On 05/20/2017 09:53 AM, Jesper Dangaard Brouer wrote:
On Fri, 19 May 2017 19:13:29 +0200
Daniel Borkmann <dan...@iogearbox.net> wrote:
On 05/18/2017 05:41 PM, Jesper Dangaard Brouer wrote:
There is a fundamental difference between normal eBPF programs
and (XDP) eBPF programs getting attached in a driver. For normal
eBPF programs it is easy to add a new bpf feature, like a bpf
helper, because is it strongly tied to the feature being
available in the current core kernel code. When drivers invoke a
bpf_prog, then it is not sufficient to simply relying on whether
a bpf_helper exists or not. When a driver haven't implemented a
given feature yet, then it is possible to expose uninitialized
parts of xdp_buff. The driver pass in a pointer to xdp_buff,
usually "allocated" on the stack, which must not be exposed.
When xdp_buff is being extended, then we should at least zero
initialize all in-tree users that don't support or populate this
field, thus that it's not uninitialized memory. Better would be
to have a way to reject the prog in the first place until it's
implemented (but further comments on feature bits below).

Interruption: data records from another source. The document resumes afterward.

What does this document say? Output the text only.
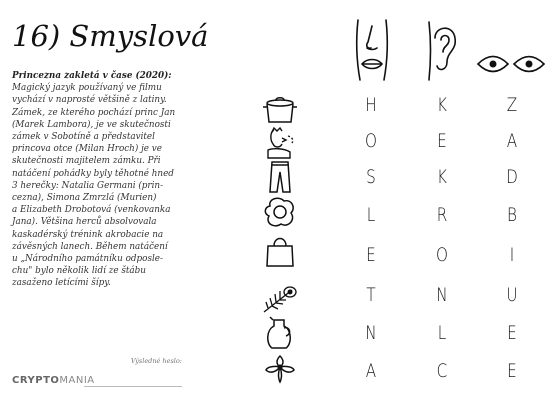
16) Smyslová
Princezna zakletá v čase (2020):
Magický jazyk používaný ve filmu
vychází v naprosté většině z latiny.
Zámek, ze kterého pochází princ Jan
(Marek Lambora), je ve skutečnosti
zámek v Sobotíně a představitel
princova otce (Milan Hroch) je ve
skutečnosti majitelem zámku. Při
natáčení pohádky byly těhotné hned
3 herečky: Natalia Germani (prin-
cezna), Simona Zmrzlá (Murien)
a Elizabeth Drobotová (venkovanka
Jana). Většina herců absolvovala
kaskadérský trénink akrobacie na
závěsných lanech. Během natáčení
u „Národního památníku odposle-
chu" bylo několik lidí ze štábu
zasaženo letícími šípy.
Výsledné heslo:
CRYPTOMANIA
H
O
S
L
E
T
N
A
K
E
K
R
O
N
L
C
Z
A
D
B
I
U
E
E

Going down a path where we need to zero out the xdp_buff looks a lot
like the sk_buff zeroing, which is the top perf cost associated with
SKBs see[1]. XDP is is about not repeating the same issue we had with
the SKB...
But if we agree on implementing a certain feature that requires to
add a new member, then basic requirement should be that it needs to
be implementable by all XDP enabled drivers, so that users eventually
don't need to worry which driver they run to access a XDP feature.

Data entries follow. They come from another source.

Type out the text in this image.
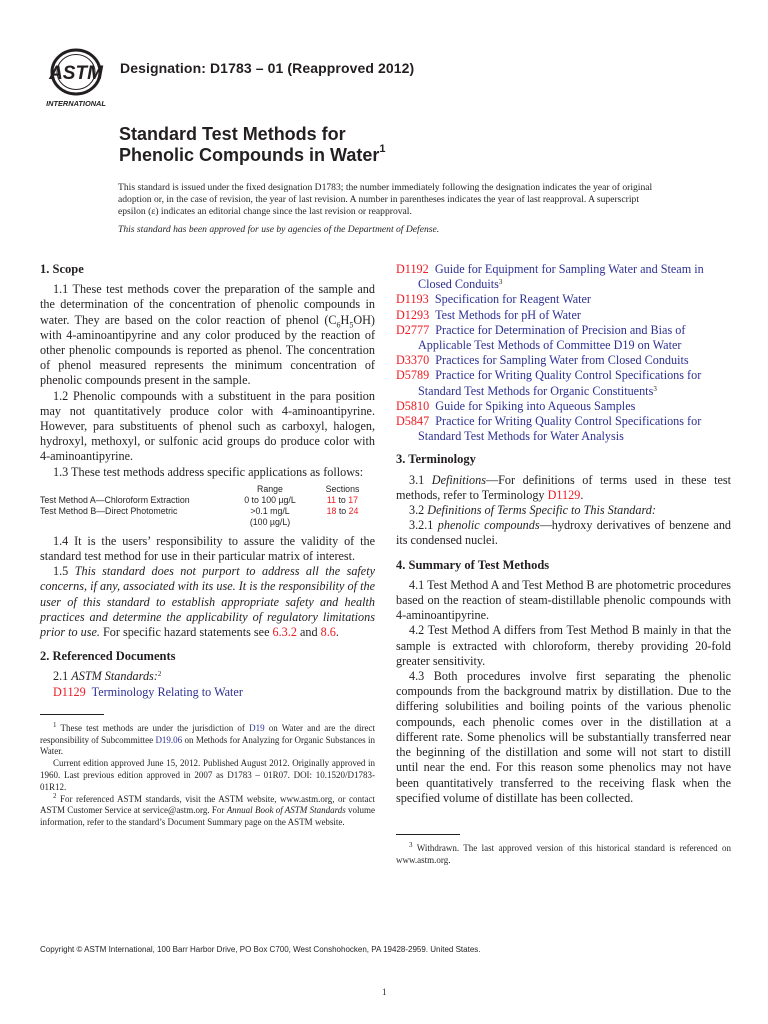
ASTM
INTERNATIONAL
Designation: D1783 – 01 (Reapproved 2012)
Standard Test Methods for
Phenolic Compounds in Water$^1$

This standard is issued under the fixed designation D1783; the number immediately following the designation indicates the year of original adoption or, in the case of revision, the year of last revision. A number in parentheses indicates the year of last reapproval. A superscript epsilon (ε) indicates an editorial change since the last revision or reapproval.

This standard has been approved for use by agencies of the Department of Defense.

1. Scope

1.1 These test methods cover the preparation of the sample and the determination of the concentration of phenolic compounds in water. They are based on the color reaction of phenol $(C_6H_5OH)$ with 4-aminoantipyrine and any color produced by the reaction of other phenolic compounds is reported as phenol. The concentration of phenol measured represents the minimum concentration of phenolic compounds present in the sample.

1.2 Phenolic compounds with a substituent in the para position may not quantitatively produce color with 4-aminoantipyrine. However, para substituents of phenol such as carboxyl, halogen, hydroxyl, methoxyl, or sulfonic acid groups do produce color with 4-aminoantipyrine.

1.3 These test methods address specific applications as follows:

	Range	Sections
Test Method A—Chloroform Extraction	0 to 100 µg/L	11 to 17
Test Method B—Direct Photometric	>0.1 mg/L	18 to 24
	(100 µg/L)	

1.4 It is the users’ responsibility to assure the validity of the standard test method for use in their particular matrix of interest.

1.5 This standard does not purport to address all the safety concerns, if any, associated with its use. It is the responsibility of the user of this standard to establish appropriate safety and health practices and determine the applicability of regulatory limitations prior to use. For specific hazard statements see 6.3.2 and 8.6.

2. Referenced Documents

2.1 ASTM Standards:$^2$

D1129 Terminology Relating to Water

$^1$ These test methods are under the jurisdiction of D19 on Water and are the direct responsibility of Subcommittee D19.06 on Methods for Analyzing for Organic Substances in Water.

Current edition approved June 15, 2012. Published August 2012. Originally approved in 1960. Last previous edition approved in 2007 as D1783 – 01R07. DOI: 10.1520/D1783-01R12.

$^2$ For referenced ASTM standards, visit the ASTM website, www.astm.org, or contact ASTM Customer Service at service@astm.org. For Annual Book of ASTM Standards volume information, refer to the standard’s Document Summary page on the ASTM website.

D1192 Guide for Equipment for Sampling Water and Steam in Closed Conduits$^3$

D1193 Specification for Reagent Water

D1293 Test Methods for pH of Water

D2777 Practice for Determination of Precision and Bias of Applicable Test Methods of Committee D19 on Water

D3370 Practices for Sampling Water from Closed Conduits

D5789 Practice for Writing Quality Control Specifications for Standard Test Methods for Organic Constituents$^3$

D5810 Guide for Spiking into Aqueous Samples

D5847 Practice for Writing Quality Control Specifications for Standard Test Methods for Water Analysis

3. Terminology

3.1 Definitions—For definitions of terms used in these test methods, refer to Terminology D1129.

3.2 Definitions of Terms Specific to This Standard:

3.2.1 phenolic compounds—hydroxy derivatives of benzene and its condensed nuclei.

4. Summary of Test Methods

4.1 Test Method A and Test Method B are photometric procedures based on the reaction of steam-distillable phenolic compounds with 4-aminoantipyrine.

4.2 Test Method A differs from Test Method B mainly in that the sample is extracted with chloroform, thereby providing 20-fold greater sensitivity.

4.3 Both procedures involve first separating the phenolic compounds from the background matrix by distillation. Due to the differing solubilities and boiling points of the various phenolic compounds, each phenolic comes over in the distillation at a different rate. Some phenolics will be substantially transferred near the beginning of the distillation and some will not start to distill until near the end. For this reason some phenolics may not have been quantitatively transferred to the receiving flask when the specified volume of distillate has been collected.

$^3$ Withdrawn. The last approved version of this historical standard is referenced on www.astm.org.

Copyright © ASTM International, 100 Barr Harbor Drive, PO Box C700, West Conshohocken, PA 19428-2959. United States.
1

In that case, zeroing that member until it gets properly implemented
is just temporary (and could be an incentive perhaps).
[1]
https://prototype-kernel.readthedocs.io/en/latest/blogposts/xdp25_eval_generic_xdp_tx.html#analyzing-build-skb-and-memset
Only two user visible NETIF_F_XDP_* net_device feature flags are
exposed via ethtool (-k) seen as "xdp" and "xdp-partial".
The "xdp-partial" is detected when there is not feature equality
between kernel and driver, and a netdev_warn is given.
I think having something like a NETIF_F_XDP_BIT for ethtool to
indicate support as "xdp" is quite useful. Avoids having to grep
the kernel tree for ndo_xdp callback. ;) A "xdp-partial" would
still be unclear/confusing to the user whether his program loads
or doesn't which is the only thing a user (or some loading infra)
cares about eventually, so one still needs to go trying to load
the XDP code to see whether that fails for the native case.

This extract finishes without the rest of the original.